Comida oaxaqueña
Ningún folklore más interesante, más revelador del verdadero
espíritu popular que aquél que pudiéramos llamar folklore culinario. Son las
comidas de cada país como la ficha antropológica integral, colectiva, y no sólo
del cuerpo, sino también del alma. Si comparamos, comiéndolos, los alimentos de
los norteamericanos, los franceses, los ingleses, los españoles, los italianos,
sabremos más acerca de esos pueblos que todo lo que nos digan los tratados.
Esto es ya tan característico, que algunos platos son como
símbolos de la nacionalidad: el steak británico, la pasta sciuta italiana, el
cocido español, el pork and beans yanqui, representan lo mejor de cada país que
su propio escudo de armas. Aquí, en México, ¿no es el guajolote del mole el único
animal que puede competir en nacionalismo con el águila de la bandera?
Pues, si en cada nación estudiamos con el paladar los
alimentos de sus diversas regiones, ¡qué geografía tan verdaderamente humana no
llegamos a construir!
La cocina de México, rica, si las hay, variada y sabrosa, y
difícil de condimentar y digerir como ninguna, es la base más firme en que
descansa la nacionalidad. Y ¡cómo varía en los diversos estados de la
República! ¡Cómo es suculenta de mariscos en las costas, rica de carnes en la
Altiplanicie, de vegetales en Puebla, de condimentos de leche en el Bajío, la
región de los pastos! Ya desde el siglo XVI era admirada nuestra cocina nada
menos que por Juan de la Cueva, insigne poeta español, que al describir la
ciudad de México no podía dejar de hacer elogios de sus alimentos,
…que un pipián es célebre comida,
que al sabor dél os comeréis las manos.
Oaxaca había de ser por fuerza abundosa de buena y peculiar
comida. Basta ver, en el mercado, la variedad de comestibles para comprobarlo.

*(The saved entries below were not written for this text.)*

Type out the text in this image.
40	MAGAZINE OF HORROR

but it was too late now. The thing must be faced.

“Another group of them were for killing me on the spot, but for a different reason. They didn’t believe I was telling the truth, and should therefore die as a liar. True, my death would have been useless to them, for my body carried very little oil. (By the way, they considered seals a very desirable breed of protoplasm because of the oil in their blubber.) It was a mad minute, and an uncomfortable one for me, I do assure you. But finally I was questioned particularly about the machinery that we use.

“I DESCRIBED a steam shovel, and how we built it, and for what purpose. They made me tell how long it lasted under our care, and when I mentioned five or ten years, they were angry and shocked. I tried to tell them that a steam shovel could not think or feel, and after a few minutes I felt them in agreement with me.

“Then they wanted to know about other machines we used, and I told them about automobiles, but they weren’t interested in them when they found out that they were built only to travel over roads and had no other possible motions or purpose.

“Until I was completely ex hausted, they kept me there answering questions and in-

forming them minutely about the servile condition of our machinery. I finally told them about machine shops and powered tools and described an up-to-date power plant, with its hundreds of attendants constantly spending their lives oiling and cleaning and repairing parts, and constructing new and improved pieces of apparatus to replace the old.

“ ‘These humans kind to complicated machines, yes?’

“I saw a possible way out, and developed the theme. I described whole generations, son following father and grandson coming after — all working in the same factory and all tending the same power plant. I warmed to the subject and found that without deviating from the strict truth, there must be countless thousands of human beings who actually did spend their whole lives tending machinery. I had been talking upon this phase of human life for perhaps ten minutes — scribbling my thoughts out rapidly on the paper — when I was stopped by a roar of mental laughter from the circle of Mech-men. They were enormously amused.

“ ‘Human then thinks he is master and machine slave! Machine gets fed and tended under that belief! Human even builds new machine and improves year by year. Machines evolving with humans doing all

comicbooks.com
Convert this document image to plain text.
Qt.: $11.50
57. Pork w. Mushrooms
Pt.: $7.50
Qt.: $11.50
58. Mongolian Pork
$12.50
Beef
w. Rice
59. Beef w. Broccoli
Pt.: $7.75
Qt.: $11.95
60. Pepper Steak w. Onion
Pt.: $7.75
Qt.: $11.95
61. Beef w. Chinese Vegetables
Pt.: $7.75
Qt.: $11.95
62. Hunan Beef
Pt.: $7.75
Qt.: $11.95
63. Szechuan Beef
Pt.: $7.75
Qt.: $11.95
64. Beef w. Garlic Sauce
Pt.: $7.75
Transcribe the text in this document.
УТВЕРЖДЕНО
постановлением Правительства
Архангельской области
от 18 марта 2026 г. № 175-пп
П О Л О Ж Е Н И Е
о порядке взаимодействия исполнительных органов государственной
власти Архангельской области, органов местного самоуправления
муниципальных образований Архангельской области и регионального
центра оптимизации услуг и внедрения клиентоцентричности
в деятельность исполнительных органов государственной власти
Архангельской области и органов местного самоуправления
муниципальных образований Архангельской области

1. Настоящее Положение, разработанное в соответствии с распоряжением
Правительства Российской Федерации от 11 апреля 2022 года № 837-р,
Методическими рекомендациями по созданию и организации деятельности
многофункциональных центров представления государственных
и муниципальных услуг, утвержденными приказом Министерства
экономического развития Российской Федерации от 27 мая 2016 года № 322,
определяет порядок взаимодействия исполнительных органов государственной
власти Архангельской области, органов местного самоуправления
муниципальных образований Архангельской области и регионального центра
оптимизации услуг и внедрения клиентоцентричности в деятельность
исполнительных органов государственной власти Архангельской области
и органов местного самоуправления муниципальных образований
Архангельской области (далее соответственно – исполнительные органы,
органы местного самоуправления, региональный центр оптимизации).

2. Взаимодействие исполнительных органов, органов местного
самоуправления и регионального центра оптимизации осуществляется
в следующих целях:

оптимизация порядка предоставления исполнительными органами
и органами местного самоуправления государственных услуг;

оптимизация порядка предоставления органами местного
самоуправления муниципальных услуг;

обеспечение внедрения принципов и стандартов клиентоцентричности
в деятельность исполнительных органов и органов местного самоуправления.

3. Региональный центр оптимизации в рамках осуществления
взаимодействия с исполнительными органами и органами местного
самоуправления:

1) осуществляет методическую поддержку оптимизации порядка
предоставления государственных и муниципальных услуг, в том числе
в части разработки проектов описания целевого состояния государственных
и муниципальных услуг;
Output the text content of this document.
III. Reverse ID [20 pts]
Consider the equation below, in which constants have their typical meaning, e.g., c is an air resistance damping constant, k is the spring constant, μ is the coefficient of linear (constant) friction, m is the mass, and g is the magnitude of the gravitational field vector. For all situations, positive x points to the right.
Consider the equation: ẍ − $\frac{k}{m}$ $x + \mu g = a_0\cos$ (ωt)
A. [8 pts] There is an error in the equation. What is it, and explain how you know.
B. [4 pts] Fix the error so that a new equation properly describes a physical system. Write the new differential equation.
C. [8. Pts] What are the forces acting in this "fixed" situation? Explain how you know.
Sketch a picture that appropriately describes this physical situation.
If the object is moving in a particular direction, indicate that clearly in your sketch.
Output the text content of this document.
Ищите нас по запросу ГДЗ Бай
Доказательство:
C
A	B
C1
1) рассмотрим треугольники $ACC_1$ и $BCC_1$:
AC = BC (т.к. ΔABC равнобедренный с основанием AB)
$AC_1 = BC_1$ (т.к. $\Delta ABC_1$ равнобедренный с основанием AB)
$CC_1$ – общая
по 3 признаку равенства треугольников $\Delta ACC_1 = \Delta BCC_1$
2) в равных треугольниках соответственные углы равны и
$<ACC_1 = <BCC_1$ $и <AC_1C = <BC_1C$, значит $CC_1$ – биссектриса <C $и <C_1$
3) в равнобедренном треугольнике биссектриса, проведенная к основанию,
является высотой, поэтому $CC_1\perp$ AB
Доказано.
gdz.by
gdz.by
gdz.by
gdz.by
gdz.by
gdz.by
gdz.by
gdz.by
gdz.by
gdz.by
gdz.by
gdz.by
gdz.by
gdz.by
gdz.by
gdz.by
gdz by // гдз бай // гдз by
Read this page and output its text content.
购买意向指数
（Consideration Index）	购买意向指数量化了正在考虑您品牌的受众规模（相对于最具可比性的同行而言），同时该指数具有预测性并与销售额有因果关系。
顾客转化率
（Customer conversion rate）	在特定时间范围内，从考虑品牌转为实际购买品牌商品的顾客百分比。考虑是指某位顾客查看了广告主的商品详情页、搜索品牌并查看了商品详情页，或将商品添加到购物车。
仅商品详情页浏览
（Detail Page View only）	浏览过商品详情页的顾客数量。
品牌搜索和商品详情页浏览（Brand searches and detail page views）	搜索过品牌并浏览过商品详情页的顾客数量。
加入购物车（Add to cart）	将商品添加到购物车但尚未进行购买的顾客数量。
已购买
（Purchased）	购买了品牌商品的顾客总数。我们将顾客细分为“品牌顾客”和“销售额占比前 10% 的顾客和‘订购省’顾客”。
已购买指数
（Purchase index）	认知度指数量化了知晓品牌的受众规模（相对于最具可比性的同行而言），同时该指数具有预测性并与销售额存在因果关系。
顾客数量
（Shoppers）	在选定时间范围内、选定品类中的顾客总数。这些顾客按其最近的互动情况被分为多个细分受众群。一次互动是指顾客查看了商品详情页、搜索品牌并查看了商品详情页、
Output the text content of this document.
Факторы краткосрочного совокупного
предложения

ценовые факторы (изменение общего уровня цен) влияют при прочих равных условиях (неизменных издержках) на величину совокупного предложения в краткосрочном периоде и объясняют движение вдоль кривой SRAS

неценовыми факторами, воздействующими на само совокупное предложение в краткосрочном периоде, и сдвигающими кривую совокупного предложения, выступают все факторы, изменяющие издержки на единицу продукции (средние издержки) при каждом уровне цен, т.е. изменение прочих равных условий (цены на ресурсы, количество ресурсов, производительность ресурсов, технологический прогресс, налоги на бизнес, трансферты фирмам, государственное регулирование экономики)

Ora son los quesillos, de tiras angostas, enredados, que dan
la forma de un queso habitual; ora la infinidad de panes de los que el más
sabroso, si no el más fino, es el que llaman resobado, grasoso, salado, hecho
para la comida, en contraste con el pan de huevo, dulce, para la merienda. La
gloria del mercado son, empero, los puestos de chiles, porque hay puestos en
que únicamente chiles se venden. Y hay que ver la diversidad de chiles, en sus
colores, formas y tamaños que excitan la gula de los oaxaqueños.
Sujetos al detestable régimen alimentario del hotel, de un
cosmopolitismo insípido, hecho para complacer al más sibarítico agente viajero,
apenas pudimos darnos cuenta de la genuina y legítima cocina oaxaqueña. Sin
embargo, dos deliciosas exploraciones por ese campo me dan pretexto, si no
autoridad, para deshacerme en elogios de ella, ya que no puedo reseñarla
documentada y minuciosamente.
Una buena mañana fuimos invitados a comer tamales
oaxaqueños. Y en verdad que son éstos los tamales más maravillosos que he
comido en mi vida. Se les envuelve en dos hojas de plátano cruzadas que se van
abriendo como un libro; y entre ellas y en el fondo del incuarto, cuando hemos
acabado de abrirlo, se abriga el suculento tamal, no duro como los de México,
sino pastoso, abundante de salsa y pollo.
Pero la cumbre de la comida oaxaqueña es naturalmente el
mole. El mole oaxaqueño que yo conozco, pues hay varios, es negro como carbón,
de sabor menos complicado que el mole poblano, pero no menos grato al paladar.
Los dioses parecen regocijarse y la vida, dura, suavizar un poco sus contornos.
(Tomado de: Toussaint, Manuel - Oaxaca y Tasco. Grabados de Francisco Díaz de León. Lecturas mexicanas, primera serie, #80. Fondo de Cultura Económica, México, D. F., 1985)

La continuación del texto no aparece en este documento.